A failure to follow this process would mean up to 90 days at full pay for each employee and unfair dismissal capped at a year’s salary but subject to the employees being under an obligation to mitigate their loss.
Ross added that if the company had consulted and then they faced strikes, and it would be against the law to employ agency workers to cover for striking employees so it was clearly a balanced decision.
He said: “P&O Ferries appear to have forgotten that tribunals can order reinstatement – but probably not for 18 months when most of these people would have moved on. It’s likely that the company will be offering enhanced terms which most staff will take. If the tribunal considers there are aggravated breaches of process they can levy a fine of £20k per employee.
“Irrespective of whether the actions of P&O Ferries were legal or not, they certainly fall under the category of ‘just because you can, does not mean you should’.”
Stephen Moore, partner at Ashfords, raised the subject of TUPE arrangements: “Whether or not the company should have transferred the employees under TUPE to the incoming agency is a consideration.” As it was, “the employees are likely to have claims for compensation for unfair dismissal and something known as a protective award (13 weeks gross pay for each employee). We note P&O Ferries has suggested it has made generous settlement terms.”
CIPD employment adviser Rachel Suff said that employers should always act with integrity and respect the dignity of their staff.
Business leaders must recognise that sacking staff on the spot via video, and with no notice, is inhumane. Our full statement is here and we’ll be following the situation closely. #PandO #PandOferries pic.twitter.com/vPHJymt1F4
— CIPD (@CIPD) March 18, 2022
On the question of why P&O Ferries workers in the UK were singled out for redundancy and not those in Ireland, France or the Netherlands, Christian Grierson, employment solicitor at Sharpe Pritchard, told Personnel Today: “Arguably the statutory procedures are more stringent and the redundancy payments are more generous in the EU countries.
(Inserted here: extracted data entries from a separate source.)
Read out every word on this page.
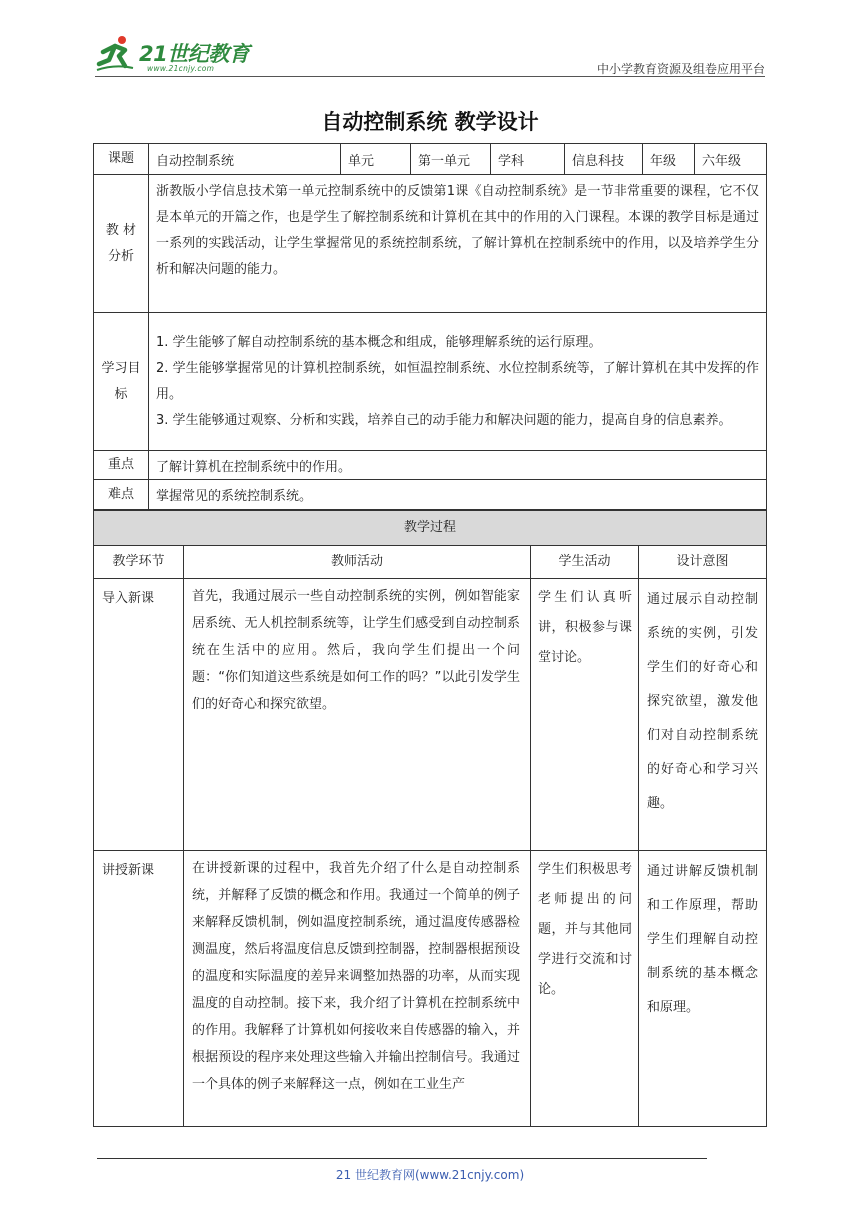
21世纪教育
www.21cnjy.com	中小学教育资源及组卷应用平台
自动控制系统 教学设计
课题	自动控制系统	单元	第一单元	学科	信息科技	年级	六年级
教 材分析	浙教版小学信息技术第一单元控制系统中的反馈第1课《自动控制系统》是一节非常重要的课程，它不仅是本单元的开篇之作，也是学生了解控制系统和计算机在其中的作用的入门课程。本课的教学目标是通过一系列的实践活动，让学生掌握常见的系统控制系统，了解计算机在控制系统中的作用，以及培养学生分析和解决问题的能力。						

学习目标	1. 学生能够了解自动控制系统的基本概念和组成，能够理解系统的运行原理。
2. 学生能够掌握常见的计算机控制系统，如恒温控制系统、水位控制系统等，了解计算机在其中发挥的作用。
3. 学生能够通过观察、分析和实践，培养自己的动手能力和解决问题的能力，提高自身的信息素养。						

重点	了解计算机在控制系统中的作用。						
难点	掌握常见的系统控制系统。						
教学过程			
教学环节	教师活动	学生活动	设计意图
导入新课	首先，我通过展示一些自动控制系统的实例，例如智能家居系统、无人机控制系统等，让学生们感受到自动控制系统在生活中的应用。然后，我向学生们提出一个问题：“你们知道这些系统是如何工作的吗？”以此引发学生们的好奇心和探究欲望。	学生们认真听讲，积极参与课堂讨论。	通过展示自动控制系统的实例，引发学生们的好奇心和探究欲望，激发他们对自动控制系统的好奇心和学习兴趣。
讲授新课	在讲授新课的过程中，我首先介绍了什么是自动控制系统，并解释了反馈的概念和作用。我通过一个简单的例子来解释反馈机制，例如温度控制系统，通过温度传感器检测温度，然后将温度信息反馈到控制器，控制器根据预设的温度和实际温度的差异来调整加热器的功率，从而实现温度的自动控制。接下来，我介绍了计算机在控制系统中的作用。我解释了计算机如何接收来自传感器的输入，并根据预设的程序来处理这些输入并输出控制信号。我通过一个具体的例子来解释这一点，例如在工业生产	学生们积极思考老师提出的问题，并与其他同学进行交流和讨论。	通过讲解反馈机制和工作原理，帮助学生们理解自动控制系统的基本概念和原理。
21 世纪教育网(www.21cnjy.com)
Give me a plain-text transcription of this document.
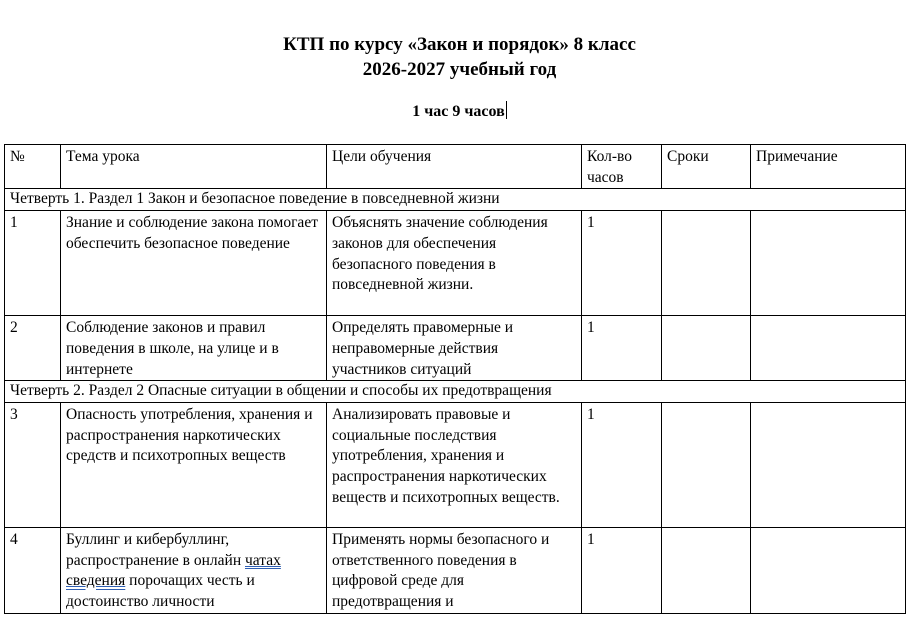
КТП по курсу «Закон и порядок» 8 класс
2026-2027 учебный год
1 час 9 часов
№	Тема урока	Цели обучения	Кол-во часов	Сроки	Примечание
Четверть 1. Раздел 1 Закон и безопасное поведение в повседневной жизни					
1	Знание и соблюдение закона помогает обеспечить безопасное поведение	Объяснять значение соблюдения законов для обеспечения безопасного поведения в повседневной жизни.	1		
2	Соблюдение законов и правил поведения в школе, на улице и в интернете	Определять правомерные и неправомерные действия участников ситуаций	1		
Четверть 2. Раздел 2 Опасные ситуации в общении и способы их предотвращения					
3	Опасность употребления, хранения и распространения наркотических средств и психотропных веществ	Анализировать правовые и социальные последствия употребления, хранения и распространения наркотических веществ и психотропных веществ.	1		
4	Буллинг и кибербуллинг, распространение в онлайн чатах сведения порочащих честь и достоинство личности	Применять нормы безопасного и ответственного поведения в цифровой среде для предотвращения и	1		
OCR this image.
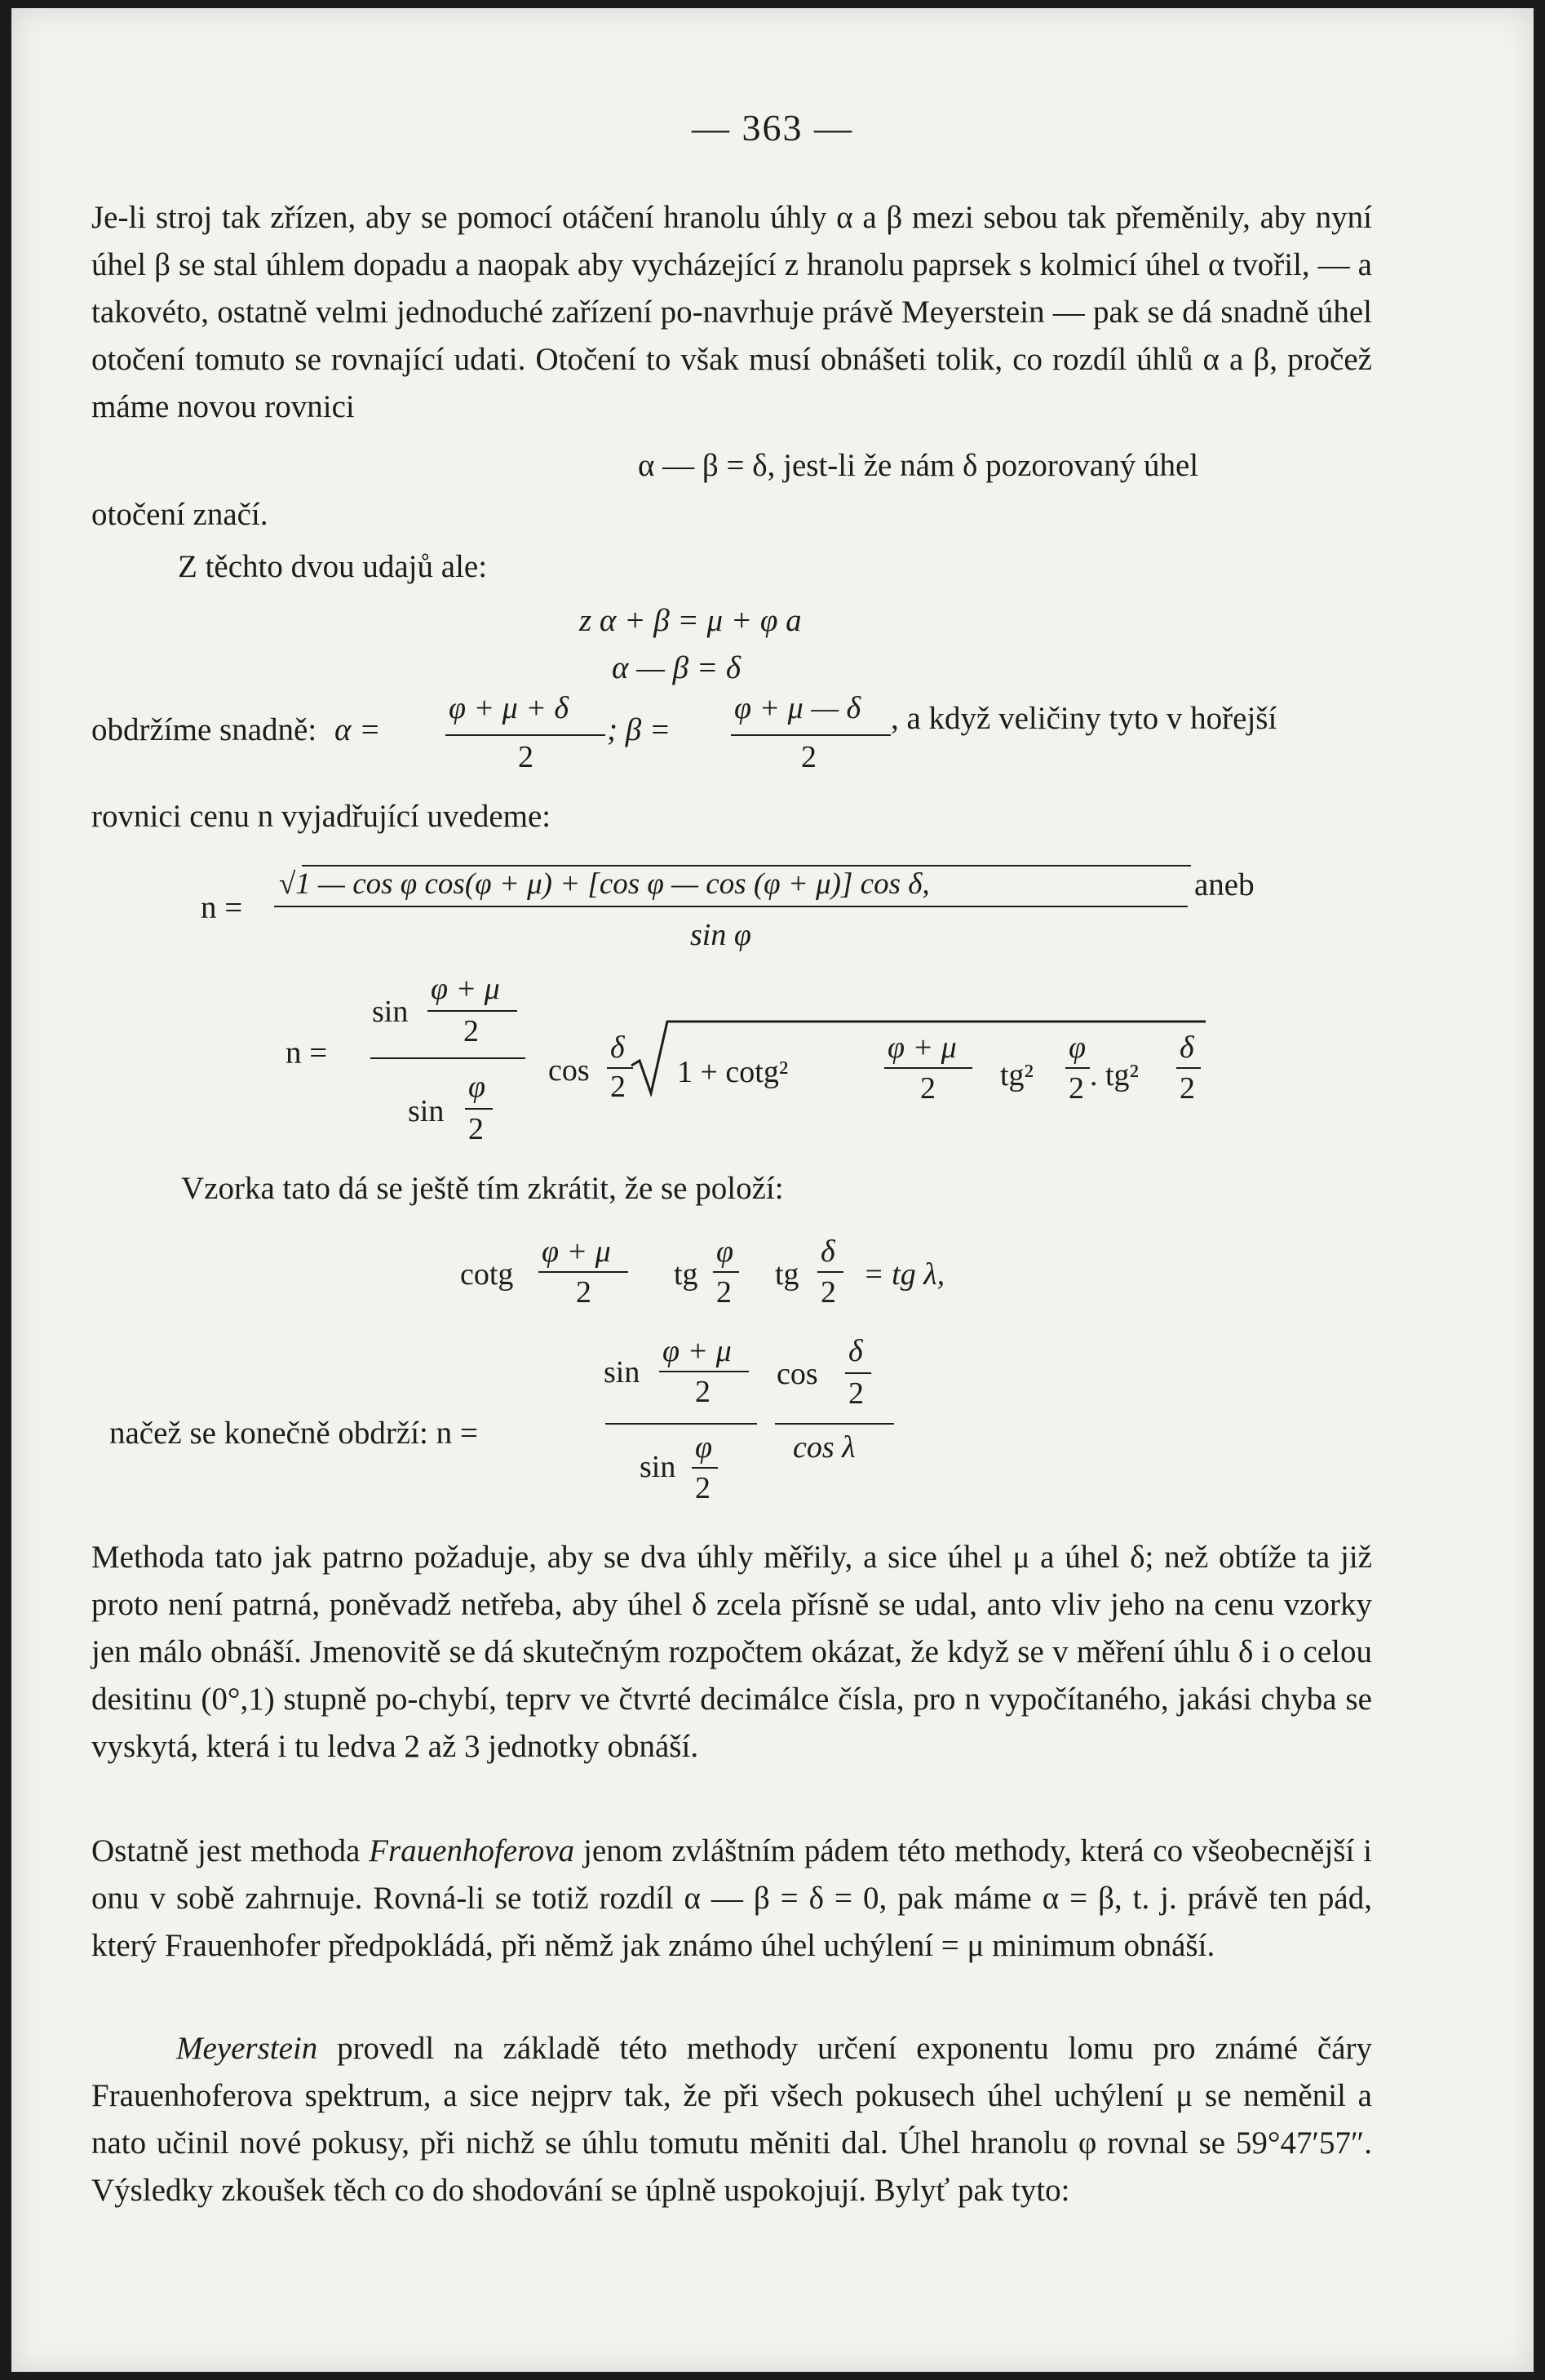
— 363 —
Je-li stroj tak zřízen, aby se pomocí otáčení hranolu úhly α a β mezi sebou tak přeměnily, aby nyní úhel β se stal úhlem dopadu a naopak aby vycházející z hranolu paprsek s kolmicí úhel α tvořil, — a takovéto, ostatně velmi jednoduché zařízení po-navrhuje právě Meyerstein — pak se dá snadně úhel otočení tomuto se rovnající udati. Otočení to však musí obnášeti tolik, co rozdíl úhlů α a β, pročež máme novou rovnici
α — β = δ, jest-li že nám δ pozorovaný úhel
otočení značí.
Z těchto dvou udajů ale:
z α + β = μ + φ a
α — β = δ
obdržíme snadně: α =
φ + μ + δ
2
; β =
φ + μ — δ
2
, a když veličiny tyto v hořejší
rovnici cenu n vyjadřující uvedeme:
n =
√1 — cos φ cos(φ + μ) + [cos φ — cos (φ + μ)] cos δ,
sin φ
aneb
n =
sin
φ + μ
2
sin
φ
2
cos
δ
2 1 + cotg²
φ + μ
2 tg²
φ
2 . tg²
δ
2
Vzorka tato dá se ještě tím zkrátit, že se položí:
cotg
φ + μ
2
tg
φ
2
tg
δ
2
= tg λ,
načež se konečně obdrží: n =
sin
φ + μ
2
sin
φ
2
cos
δ
2
cos λ
Methoda tato jak patrno požaduje, aby se dva úhly měřily, a sice úhel μ a úhel δ; než obtíže ta již proto není patrná, poněvadž netřeba, aby úhel δ zcela přísně se udal, anto vliv jeho na cenu vzorky jen málo obnáší. Jmenovitě se dá skutečným rozpočtem okázat, že když se v měření úhlu δ i o celou desitinu (0°,1) stupně po-chybí, teprv ve čtvrté decimálce čísla, pro n vypočítaného, jakási chyba se vyskytá, která i tu ledva 2 až 3 jednotky obnáší.
Ostatně jest methoda Frauenhoferova jenom zvláštním pádem této methody, která co všeobecnější i onu v sobě zahrnuje. Rovná-li se totiž rozdíl α — β = δ = 0, pak máme α = β, t. j. právě ten pád, který Frauenhofer předpokládá, při němž jak známo úhel uchýlení = μ minimum obnáší.
Meyerstein provedl na základě této methody určení exponentu lomu pro známé čáry Frauenhoferova spektrum, a sice nejprv tak, že při všech pokusech úhel uchýlení μ se neměnil a nato učinil nové pokusy, při nichž se úhlu tomutu měniti dal. Úhel hranolu φ rovnal se 59°47′57″. Výsledky zkoušek těch co do shodování se úplně uspokojují. Bylyť pak tyto:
We don’t know why P&O has only focused on UK staff but they may have taken the decision to make only UK staff redundant on a cost benefit basis. Potentially, the legal costs or requirements for other countries may have presented a greater risk to P&O.”
The Labour party and the TUC have called for DP World, the Dubai-based owner of P&O Ferries, to be removed from the UK government’s Transport Advisory Group.